Financial common sense is not common knowledge nor is it common practice! Many of us overspend each month and commit to big ticket items when we have no way to pay for them. We push the proverbial ‘can’ further down the road and convince ourselves than one day our ship will come in and all will be ok. There are many paths to travel along life’s highway however; there are very few paths that lead to financial freedom. I was taught to do well at school, go to a good university, get a degree and then a good corporate job for life would be waiting for me. The popular belief in the 80s was that one day I could retire with a good company and government pension. Unfortunately, the reality is now very different. It is now almost impossible to work for the same corporation for life. Many of the jobs are outsourced or downsized. The defined benefits (DB) pensions are now very rare and government pensions are being squeezed. The government does not have solutions for their own monetary problems therefore; they are unlikely to have the solutions for yours! With this backdrop, I would like to provide you some common sense for your euros and cents. Steps that have served me well over the years.

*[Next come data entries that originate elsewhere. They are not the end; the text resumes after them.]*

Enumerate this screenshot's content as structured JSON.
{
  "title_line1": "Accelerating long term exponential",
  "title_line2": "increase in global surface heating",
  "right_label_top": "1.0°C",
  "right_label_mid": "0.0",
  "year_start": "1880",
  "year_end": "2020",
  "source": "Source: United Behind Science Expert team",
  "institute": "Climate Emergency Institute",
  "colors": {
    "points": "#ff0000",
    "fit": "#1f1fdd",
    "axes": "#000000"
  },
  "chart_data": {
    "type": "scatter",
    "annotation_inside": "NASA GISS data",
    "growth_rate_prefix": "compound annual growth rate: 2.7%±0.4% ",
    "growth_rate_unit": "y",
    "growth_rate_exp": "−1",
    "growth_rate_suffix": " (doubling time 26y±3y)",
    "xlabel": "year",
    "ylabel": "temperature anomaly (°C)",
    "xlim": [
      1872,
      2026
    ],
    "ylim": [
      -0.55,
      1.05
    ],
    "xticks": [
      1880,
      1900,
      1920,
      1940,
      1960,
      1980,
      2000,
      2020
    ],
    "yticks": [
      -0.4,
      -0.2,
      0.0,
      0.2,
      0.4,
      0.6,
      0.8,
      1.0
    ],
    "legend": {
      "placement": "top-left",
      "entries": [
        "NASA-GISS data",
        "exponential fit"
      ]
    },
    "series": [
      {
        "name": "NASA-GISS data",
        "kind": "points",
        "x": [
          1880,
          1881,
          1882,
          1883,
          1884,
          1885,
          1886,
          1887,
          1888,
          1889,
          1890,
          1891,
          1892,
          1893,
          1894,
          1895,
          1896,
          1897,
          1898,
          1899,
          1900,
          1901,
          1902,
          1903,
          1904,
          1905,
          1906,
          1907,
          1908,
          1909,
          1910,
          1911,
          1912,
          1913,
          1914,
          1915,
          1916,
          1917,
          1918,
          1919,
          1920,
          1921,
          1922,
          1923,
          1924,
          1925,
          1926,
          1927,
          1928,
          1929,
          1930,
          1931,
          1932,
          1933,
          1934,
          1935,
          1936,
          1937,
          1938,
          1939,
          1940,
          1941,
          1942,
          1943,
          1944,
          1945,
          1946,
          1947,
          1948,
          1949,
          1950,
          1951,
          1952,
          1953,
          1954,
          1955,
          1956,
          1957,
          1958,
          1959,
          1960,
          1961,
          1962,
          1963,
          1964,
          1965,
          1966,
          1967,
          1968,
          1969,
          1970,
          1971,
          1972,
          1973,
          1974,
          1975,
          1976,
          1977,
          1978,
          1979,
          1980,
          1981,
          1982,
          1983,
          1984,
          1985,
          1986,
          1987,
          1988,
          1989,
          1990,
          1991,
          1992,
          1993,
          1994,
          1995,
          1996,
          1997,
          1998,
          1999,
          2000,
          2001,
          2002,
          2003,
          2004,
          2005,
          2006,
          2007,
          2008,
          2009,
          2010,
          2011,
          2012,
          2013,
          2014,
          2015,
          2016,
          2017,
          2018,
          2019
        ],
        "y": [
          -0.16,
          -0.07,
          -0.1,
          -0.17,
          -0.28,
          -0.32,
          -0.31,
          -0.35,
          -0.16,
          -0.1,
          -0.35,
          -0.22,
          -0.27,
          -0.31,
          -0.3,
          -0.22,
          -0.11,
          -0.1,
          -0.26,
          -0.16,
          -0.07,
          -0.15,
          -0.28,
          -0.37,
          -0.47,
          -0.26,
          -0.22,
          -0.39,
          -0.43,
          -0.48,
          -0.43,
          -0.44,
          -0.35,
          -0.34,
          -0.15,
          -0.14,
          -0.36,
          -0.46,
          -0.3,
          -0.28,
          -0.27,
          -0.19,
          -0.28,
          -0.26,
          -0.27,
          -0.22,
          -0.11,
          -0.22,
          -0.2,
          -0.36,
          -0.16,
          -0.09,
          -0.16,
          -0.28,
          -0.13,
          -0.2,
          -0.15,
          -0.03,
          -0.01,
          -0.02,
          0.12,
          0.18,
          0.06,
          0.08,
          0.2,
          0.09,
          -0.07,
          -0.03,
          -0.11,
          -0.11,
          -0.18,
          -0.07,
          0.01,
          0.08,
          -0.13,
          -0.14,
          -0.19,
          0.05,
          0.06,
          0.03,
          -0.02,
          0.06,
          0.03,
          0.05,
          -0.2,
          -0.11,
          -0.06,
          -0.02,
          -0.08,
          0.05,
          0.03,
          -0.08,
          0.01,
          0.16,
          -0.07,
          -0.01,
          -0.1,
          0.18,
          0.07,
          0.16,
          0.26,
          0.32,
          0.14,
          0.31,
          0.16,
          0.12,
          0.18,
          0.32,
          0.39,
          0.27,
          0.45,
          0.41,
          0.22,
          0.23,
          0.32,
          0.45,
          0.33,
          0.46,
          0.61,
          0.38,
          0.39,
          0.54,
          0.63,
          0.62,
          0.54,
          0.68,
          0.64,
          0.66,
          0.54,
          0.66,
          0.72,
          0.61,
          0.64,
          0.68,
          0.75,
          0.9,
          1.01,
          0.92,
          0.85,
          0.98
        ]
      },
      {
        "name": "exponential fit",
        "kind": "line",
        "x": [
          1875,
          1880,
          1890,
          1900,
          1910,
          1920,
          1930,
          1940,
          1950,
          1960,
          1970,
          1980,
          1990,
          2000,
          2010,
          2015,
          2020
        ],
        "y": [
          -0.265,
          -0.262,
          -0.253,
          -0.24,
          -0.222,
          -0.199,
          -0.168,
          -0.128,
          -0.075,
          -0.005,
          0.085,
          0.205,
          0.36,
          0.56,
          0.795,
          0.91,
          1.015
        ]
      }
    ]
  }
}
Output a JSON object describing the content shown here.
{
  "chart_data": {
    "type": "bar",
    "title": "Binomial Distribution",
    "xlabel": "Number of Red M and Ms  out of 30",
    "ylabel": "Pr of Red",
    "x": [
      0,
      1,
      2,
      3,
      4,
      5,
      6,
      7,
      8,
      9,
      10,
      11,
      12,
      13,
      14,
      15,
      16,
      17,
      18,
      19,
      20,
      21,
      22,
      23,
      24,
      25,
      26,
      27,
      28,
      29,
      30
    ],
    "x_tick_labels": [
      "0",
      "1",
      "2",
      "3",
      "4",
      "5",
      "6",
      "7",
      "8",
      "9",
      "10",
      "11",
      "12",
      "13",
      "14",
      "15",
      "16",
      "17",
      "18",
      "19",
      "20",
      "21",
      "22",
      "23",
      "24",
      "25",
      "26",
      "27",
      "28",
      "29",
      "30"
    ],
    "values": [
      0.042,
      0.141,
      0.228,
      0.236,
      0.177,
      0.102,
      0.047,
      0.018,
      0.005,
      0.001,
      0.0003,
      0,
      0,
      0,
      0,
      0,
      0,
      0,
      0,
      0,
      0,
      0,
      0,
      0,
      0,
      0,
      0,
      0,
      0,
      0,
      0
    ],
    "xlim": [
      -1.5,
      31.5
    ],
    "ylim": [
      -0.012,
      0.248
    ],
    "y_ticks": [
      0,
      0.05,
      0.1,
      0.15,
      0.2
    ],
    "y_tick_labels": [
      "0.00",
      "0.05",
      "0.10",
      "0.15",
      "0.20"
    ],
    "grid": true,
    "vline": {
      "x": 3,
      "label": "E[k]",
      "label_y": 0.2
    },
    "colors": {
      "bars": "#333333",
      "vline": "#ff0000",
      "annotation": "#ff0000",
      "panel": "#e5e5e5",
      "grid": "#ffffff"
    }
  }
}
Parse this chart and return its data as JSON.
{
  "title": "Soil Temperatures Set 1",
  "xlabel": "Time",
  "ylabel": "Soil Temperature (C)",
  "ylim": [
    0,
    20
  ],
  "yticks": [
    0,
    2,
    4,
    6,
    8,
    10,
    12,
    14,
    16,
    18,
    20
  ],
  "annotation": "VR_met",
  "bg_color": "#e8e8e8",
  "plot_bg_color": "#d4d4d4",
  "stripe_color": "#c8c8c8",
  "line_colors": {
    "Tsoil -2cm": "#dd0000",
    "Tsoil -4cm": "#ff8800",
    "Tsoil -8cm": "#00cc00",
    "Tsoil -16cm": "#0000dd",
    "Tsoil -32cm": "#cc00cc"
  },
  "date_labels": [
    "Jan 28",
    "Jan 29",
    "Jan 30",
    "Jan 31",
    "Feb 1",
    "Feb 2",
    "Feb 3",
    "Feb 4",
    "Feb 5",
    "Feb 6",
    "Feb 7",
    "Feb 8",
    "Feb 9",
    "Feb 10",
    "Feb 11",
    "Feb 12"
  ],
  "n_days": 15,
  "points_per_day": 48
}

1. Ensure your rent or mortgage is less than 1/3rd of your take home pay. This establishes a good baseline budget. If more than 1/3rd then increase your income or move house! No other option. Do not break the 1/3rd rule!
2. At the beginning of every month, establish your budget. Plan where every € will be allocated throughout the month. The vast majority wait until the end of the month and are mystified where all the money went!
3. Live below your means. I know this does not sound cool – spend less than you make each month and do not sacrifice your long-term goals on the altar of short-term gratification. Cut unnecessary expenditure.
4. Plan for a surplus each month and put this to an emergency fund. This is a cash account with 3 months of expenses. This is your insurance policy if you lose your job/income.
5. Set goals for your finances. ‘Debt free by end of next year’, ‘have the deposit for my own home’, ‘20% of money to charity’ or ‘financially free by 40’. Whatever it is, have a long-term goal for your finances.
6. If you have a dependent partner or are married then consider life assurance and critical illness cover to protect your loved ones in the event of serious illness or death. This cover is very cost effective and will give you peace of mind.
7. Start to pay off any unsecured debt such as credit cards and loans. Pay off the lowest balances first or balances with crippling interest rates.
8. Create your balance sheet to measure how you are doing. List assets on one side and debts on the other side. Calculate your net worth. It may be negative but that is OK, at least you know where you are. Plan to increase your net worth by a minimum of €1 /month. You will not get rich but at least you will stop the drain on your finances and make small steady improvements.
9. Make your money work hard for you. Start by saving in tax efficient savings accounts or invest in high yielding shares, funds & bonds. When you have sufficient equity then use this for a deposit for your first home. If you already own your own home, then why not buy another and rent it out.
10. Calculate the minimum you need to cover all your expense. Invest in revenue producing assets such as property to provide a steady passive income. When this income is greater than your expenses then you are no longer reliant on your day job. You can work for a charity, NGO or retire on a beach somewhere.
Get a clear and concise picture of where you want to go and take the daily and monthly actions to fulfill your dreams.
Making Steps and Leaving Footprints…
(The thoughts expressed in this blog are my own and do not represent the views of my employer.)